The Gentrification of Beijing’s Hutongs Is Evident in Music
In our last column we discussed the “Brooklynization” of Beijing’s hutong neighborhoods, a process that shows parallels with areas like Bushwick. Here we’ll dig a bit deeper into the phenomenon, examining how gentrification in Beijing’s hutong takes on a distinct local shape, for better and for worse, perhaps as the front line of a transformation in urban Chinese culture.
We begin with an extreme case: Nanluoguxiang, Beijing’s best-known hutong. In barely 10 years Nanluoguxiang has been transformed from a sleepy residential alley into a perpetually thronged tourist destination, specializing in throwaway tchotchkes, Tibetan totems and fried food on sticks. It has changed so much that the façade of the inevitable local Starbucks, opened in 2013, manages with brutal irony to be one of the least offensive affronts to the history and culture of the street.
Dominic Johnson-Hill, a British expat who arrived in Beijing in the early ‘90s, first encountered Nanluoguxiang after moving into an artist friend’s apartment there in 2003: “There were xiaomaibu [small bodegas], a couple of restaurants, the kind of stuff you’d find on a normal hutong.” After a number of business ventures he opened his Plastered design shop in 2006, which quickly took off. In his shop’s early days Johnson-Hill ate dinner with his family in the middle of the street, often stretching out for a game of badminton afterwards. Now he can barely walk on Nanluoguxiang for more than a few yards without bombing a tourist selfie.
Having occupied a rare place as a foreign elected official in the commercial section of the neighborhood government for five years, Johnson-Hill saw the development process firsthand. The 2008 Olympics and subsequent construction of a nearby subway station, complemented by advertisements in public transportation, drove foot traffic to its current peak. By 2010, he says, rent on Nanluoguxiang became prohibitively expensive for most creative businesses. In 2016, its many food stalls optimize small storefront space against massive foot traffic, while the hutongs that branch out along the lane are themselves colonized by tourists searching for a more authentic Beijing.
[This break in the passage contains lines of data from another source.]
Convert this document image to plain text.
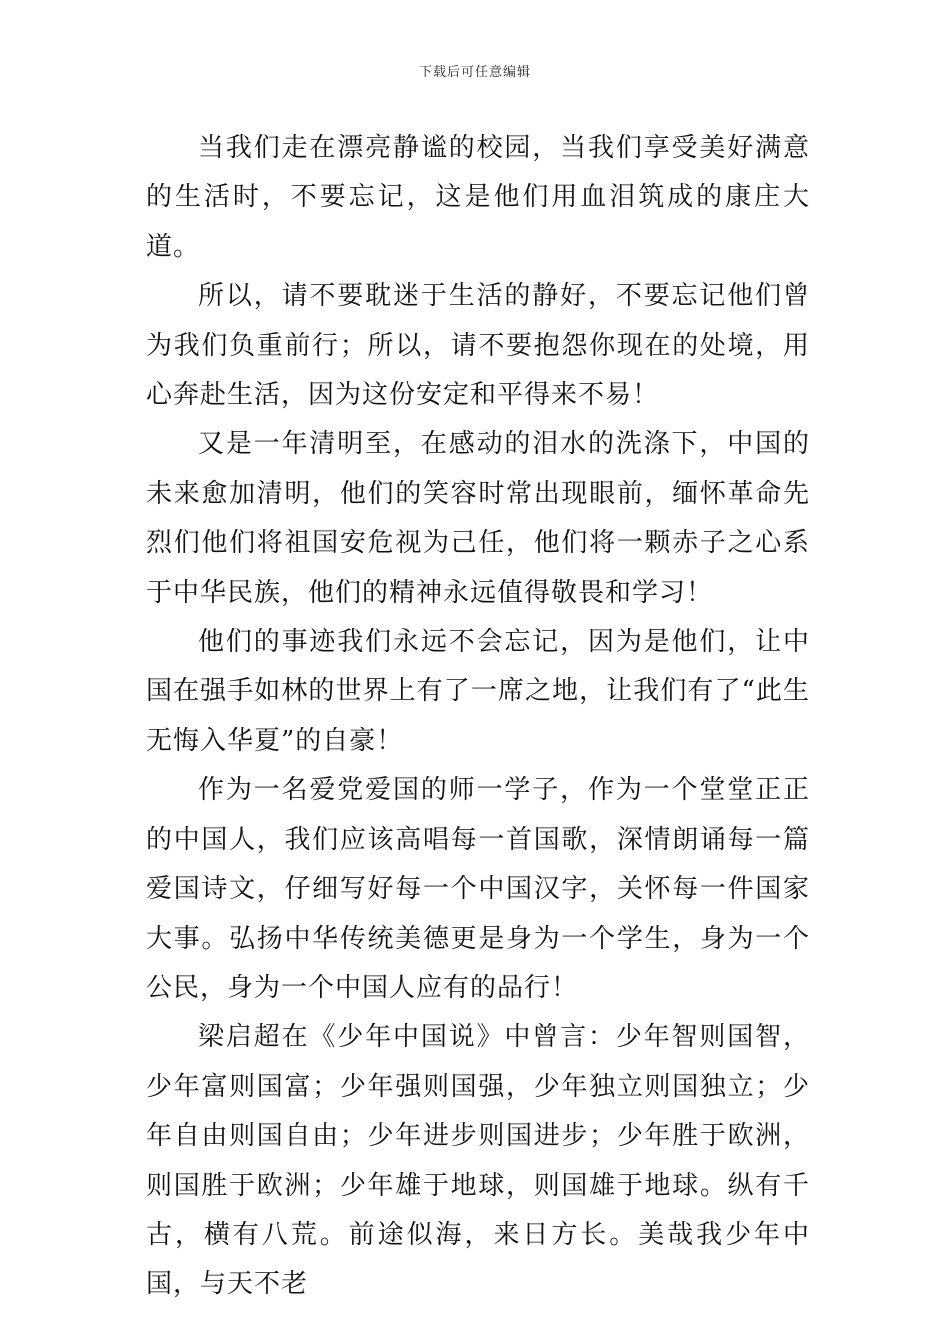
下载后可任意编辑

当我们走在漂亮静谧的校园，当我们享受美好满意的生活时，不要忘记，这是他们用血泪筑成的康庄大道。

所以，请不要耽迷于生活的静好，不要忘记他们曾为我们负重前行；所以，请不要抱怨你现在的处境，用心奔赴生活，因为这份安定和平得来不易！

又是一年清明至，在感动的泪水的洗涤下，中国的未来愈加清明，他们的笑容时常出现眼前，缅怀革命先烈们他们将祖国安危视为己任，他们将一颗赤子之心系于中华民族，他们的精神永远值得敬畏和学习！

他们的事迹我们永远不会忘记，因为是他们，让中国在强手如林的世界上有了一席之地，让我们有了“此生无悔入华夏”的自豪！

作为一名爱党爱国的师一学子，作为一个堂堂正正的中国人，我们应该高唱每一首国歌，深情朗诵每一篇爱国诗文，仔细写好每一个中国汉字，关怀每一件国家大事。弘扬中华传统美德更是身为一个学生，身为一个公民，身为一个中国人应有的品行！

梁启超在《少年中国说》中曾言：少年智则国智，少年富则国富；少年强则国强，少年独立则国独立；少年自由则国自由；少年进步则国进步；少年胜于欧洲，则国胜于欧洲；少年雄于地球，则国雄于地球。纵有千古，横有八荒。前途似海，来日方长。美哉我少年中国，与天不老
There are more hopeful examples of hutong development. Wudaoying, a quieter alley located a mile northeast, favors a crowd of 20-something Chinese hipsters. Many of the businesses on Wudaoying were opened by locals who studied in Europe and North America and returned to start their own vintage clothing shop or Western restaurant, says artist Rania Ho, co-founder of nearby gallery Arrow Factory.
“After 2008, Beijing opened up to a lot of things. Tastes have changed, and returning students are a driving force in the more commercial parts of Wudaoying. They saw something that they thought was really interesting, and wanted to bring it back.”